La Commissione lamenta anche che non sia stata discussa la possibilità di reagire inizialmente all'attacco degli Hezbollah con mezzi politici, o diplomatici. Invece, nota la Commissione con "sbigottimento", al governo israeliano bastarono nella sera del 12 luglio due ore e mezzo per "intraprendere una operazione militare che deviava in modo significativo dalla politica precedente, tutto ciò in maniera affrettata, senza che fossero stabiliti obiettivi chiari e concordati". I responsabili di governo pensavano che le forze armate fossero pronte al confronto, ma così non era secondo la Commissione.
Già nei primi giorni di combattimento esaminati (fra il 12 e il 17 luglio) fu subito uno sfacelo. Il premier Ehud Olmert non chiese alle forze armate piani alternativi, il ministro della difesa un ex sindacalista digiuno di questioni militari, entrato in carica appena due mesi prima - non riuscì a colmare le proprie lacune.

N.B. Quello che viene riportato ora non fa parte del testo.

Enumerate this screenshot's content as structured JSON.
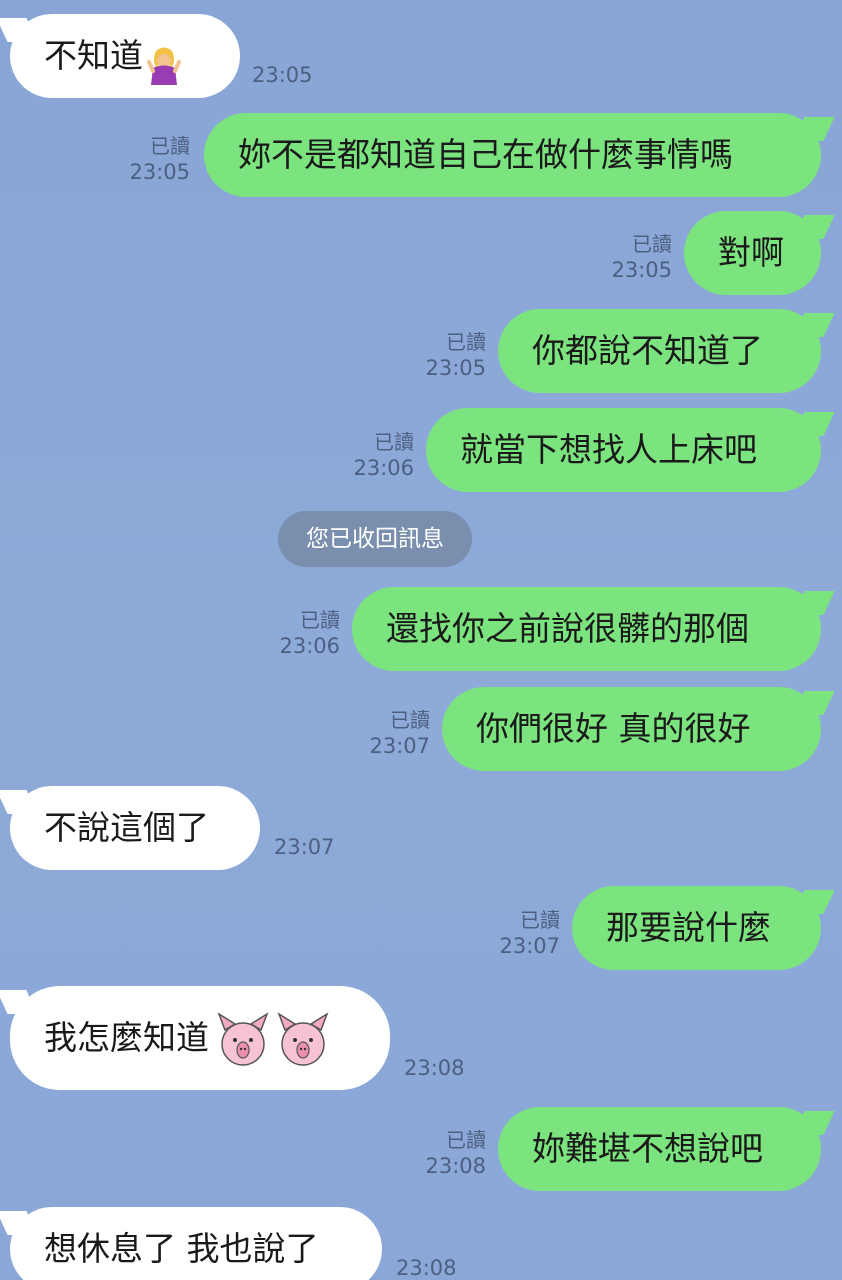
{
  "theme": {
    "background": "#8ba7d6",
    "incoming_bubble": "#ffffff",
    "outgoing_bubble": "#7ce47f",
    "system_bubble": "#7a8fae",
    "meta_text": "#4d5f80"
  },
  "messages": [
    {
      "side": "in",
      "text": "不知道",
      "time": "23:05",
      "emoji": "person-shrugging-icon"
    },
    {
      "side": "out",
      "read": "已讀",
      "text": "妳不是都知道自己在做什麼事情嗎",
      "time": "23:05"
    },
    {
      "side": "out",
      "read": "已讀",
      "text": "對啊",
      "time": "23:05"
    },
    {
      "side": "out",
      "read": "已讀",
      "text": "你都說不知道了",
      "time": "23:05"
    },
    {
      "side": "out",
      "read": "已讀",
      "text": "就當下想找人上床吧",
      "time": "23:06"
    },
    {
      "side": "system",
      "text": "您已收回訊息"
    },
    {
      "side": "out",
      "read": "已讀",
      "text": "還找你之前說很髒的那個",
      "time": "23:06"
    },
    {
      "side": "out",
      "read": "已讀",
      "text": "你們很好 真的很好",
      "time": "23:07"
    },
    {
      "side": "in",
      "text": "不說這個了",
      "time": "23:07"
    },
    {
      "side": "out",
      "read": "已讀",
      "text": "那要說什麼",
      "time": "23:07"
    },
    {
      "side": "in",
      "text": "我怎麼知道",
      "time": "23:08",
      "emoji": "pig-face-icon"
    },
    {
      "side": "out",
      "read": "已讀",
      "text": "妳難堪不想說吧",
      "time": "23:08"
    },
    {
      "side": "in",
      "text": "想休息了 我也說了",
      "time": "23:08"
    }
  ]
}
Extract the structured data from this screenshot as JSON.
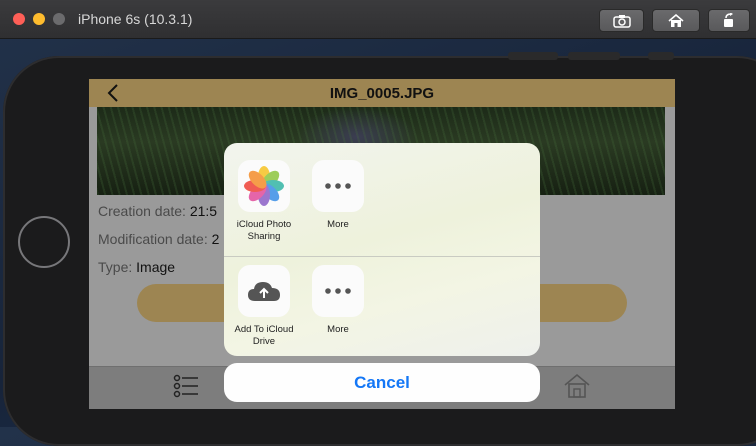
{
  "window": {
    "title": "iPhone 6s (10.3.1)",
    "toolbar": {
      "screenshot_icon": "camera-icon",
      "home_icon": "home-icon",
      "rotate_icon": "rotate-icon"
    }
  },
  "app": {
    "navbar": {
      "title": "IMG_0005.JPG",
      "back_icon": "chevron-left-icon"
    },
    "info": {
      "creation_label": "Creation date:",
      "creation_value": "21:5",
      "modification_label": "Modification date:",
      "modification_value": "2",
      "type_label": "Type:",
      "type_value": "Image"
    },
    "tabbar": {
      "list_icon": "list-icon",
      "home_icon": "house-icon"
    }
  },
  "share_sheet": {
    "row1": [
      {
        "label": "iCloud Photo Sharing",
        "icon": "photos-icon"
      },
      {
        "label": "More",
        "icon": "more-icon"
      }
    ],
    "row2": [
      {
        "label": "Add To iCloud Drive",
        "icon": "icloud-upload-icon"
      },
      {
        "label": "More",
        "icon": "more-icon"
      }
    ],
    "cancel_label": "Cancel"
  },
  "colors": {
    "accent_gold": "#9d8552",
    "cancel_blue": "#1477f6"
  }
}
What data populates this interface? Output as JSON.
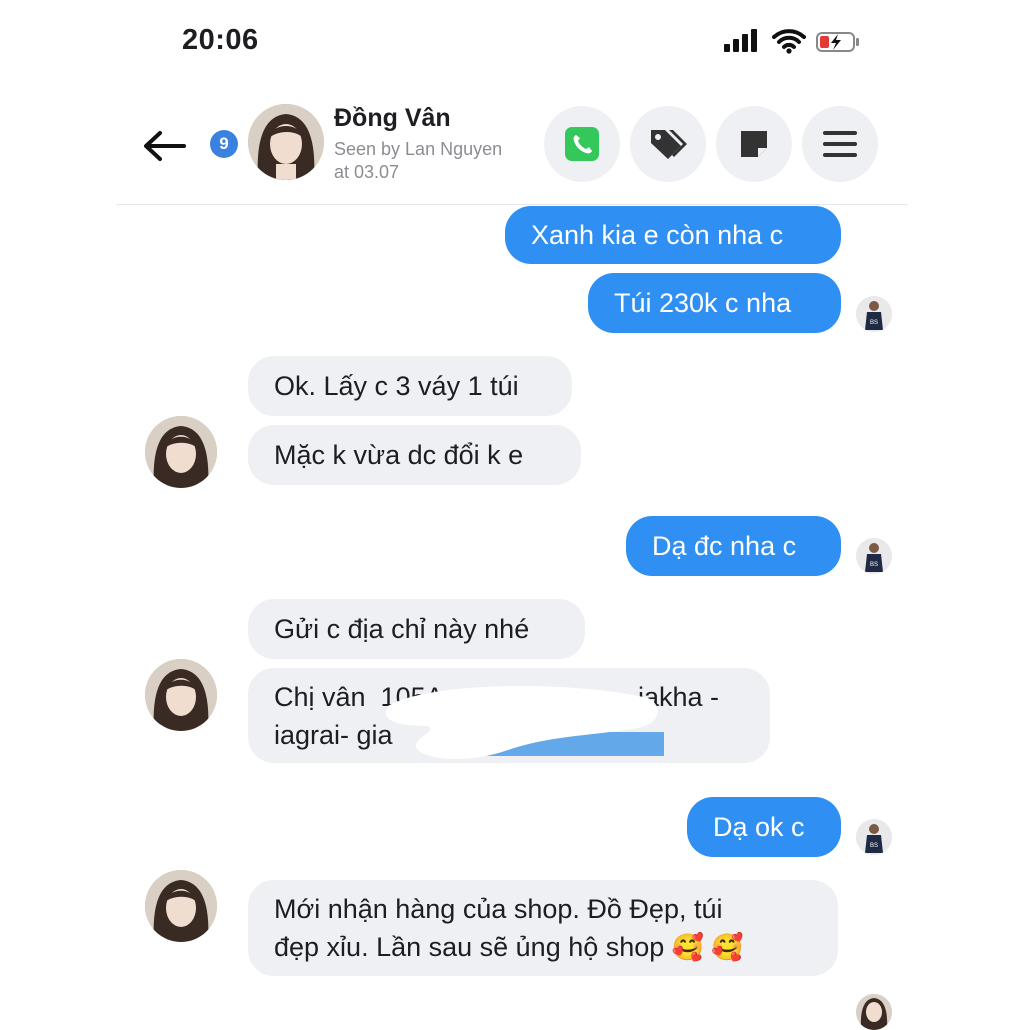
{
  "status": {
    "time": "20:06",
    "icons": [
      "signal-icon",
      "wifi-icon",
      "battery-charging-icon"
    ]
  },
  "header": {
    "unread_count": "9",
    "contact_name": "Đồng Vân",
    "seen_line1": "Seen by Lan Nguyen",
    "seen_line2": "at 03.07",
    "actions": [
      "phone-icon",
      "tag-icon",
      "note-icon",
      "menu-icon"
    ]
  },
  "messages": [
    {
      "side": "out",
      "text": "Xanh kia e còn nha c"
    },
    {
      "side": "out",
      "text": "Túi 230k c nha"
    },
    {
      "side": "in",
      "text": "Ok. Lấy c 3 váy 1 túi"
    },
    {
      "side": "in",
      "text": "Mặc k vừa dc đổi k e"
    },
    {
      "side": "out",
      "text": "Dạ đc nha c"
    },
    {
      "side": "in",
      "text": "Gửi c địa chỉ này nhé"
    },
    {
      "side": "in",
      "text_line1": "Chị vân  105A",
      "text_line1_end": "iakha -",
      "text_line2": "iagrai- gia",
      "redacted": true
    },
    {
      "side": "out",
      "text": "Dạ ok c"
    },
    {
      "side": "in",
      "text_line1": "Mới nhận hàng của shop. Đồ Đẹp, túi",
      "text_line2": "đẹp xỉu. Lần sau sẽ ủng hộ shop",
      "emoji": "🥰 🥰"
    }
  ],
  "colors": {
    "outgoing": "#2f8ff2",
    "incoming": "#eef0f3",
    "badge": "#3b82e0",
    "phone": "#34c759"
  }
}
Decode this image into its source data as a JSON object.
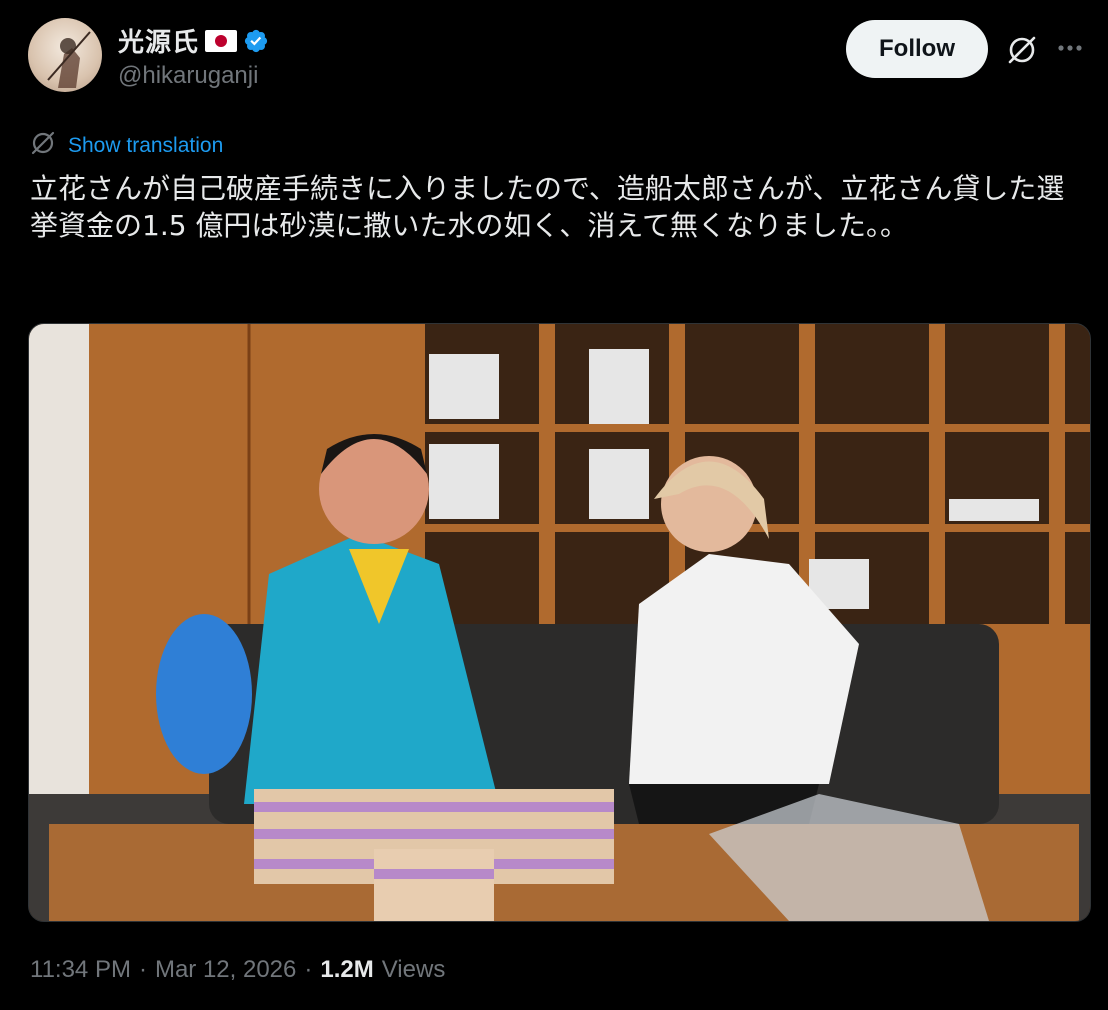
{
  "author": {
    "display_name": "光源氏",
    "handle": "@hikaruganji",
    "verified": true,
    "flag_emoji": "japan-flag-icon"
  },
  "header": {
    "follow_label": "Follow",
    "grok_icon": "grok-icon",
    "more_icon": "more-options-icon"
  },
  "translation": {
    "label": "Show translation"
  },
  "tweet": {
    "text": "立花さんが自己破産手続きに入りましたので、造船太郎さんが、立花さん貸した選挙資金の1.5 億円は砂漠に撒いた水の如く、消えて無くなりました。。"
  },
  "meta": {
    "time": "11:34 PM",
    "separator": "·",
    "date": "Mar 12, 2026",
    "views_count": "1.2M",
    "views_label": "Views"
  },
  "colors": {
    "background": "#000000",
    "text": "#e7e9ea",
    "muted": "#71767b",
    "link": "#1d9bf0",
    "verified": "#1d9bf0"
  }
}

Comandò una campagna militare che, in sostanza, non comprendeva. Il generale Halutz mancò al suo dovere di illustrare ai vertici politici le implicazioni delle decisioni che via via prendevano: "Eppure esclama con indignazione la Commissione Winograd sapeva di avere di fronte persone inesperte". In definitiva, conclude la Commissione, il responsabile principale resta comunque Ehud Olmert. "E' lui responsabile scrive che fu decisa una operazione senza un piano ben definito, senza un tracciato strategico chiaro. E' lui il responsabile che gli obiettivi della campagna non furono fissati con chiarezza e prudenza. E' lui il responsabile per non aver verificato se l'esercito fosse pronto, né la situazione nelle retrovie. Ci fu dunque un grave fallimento nel ricorso alla ponderatezza, alla responsabilità, alla prudenza".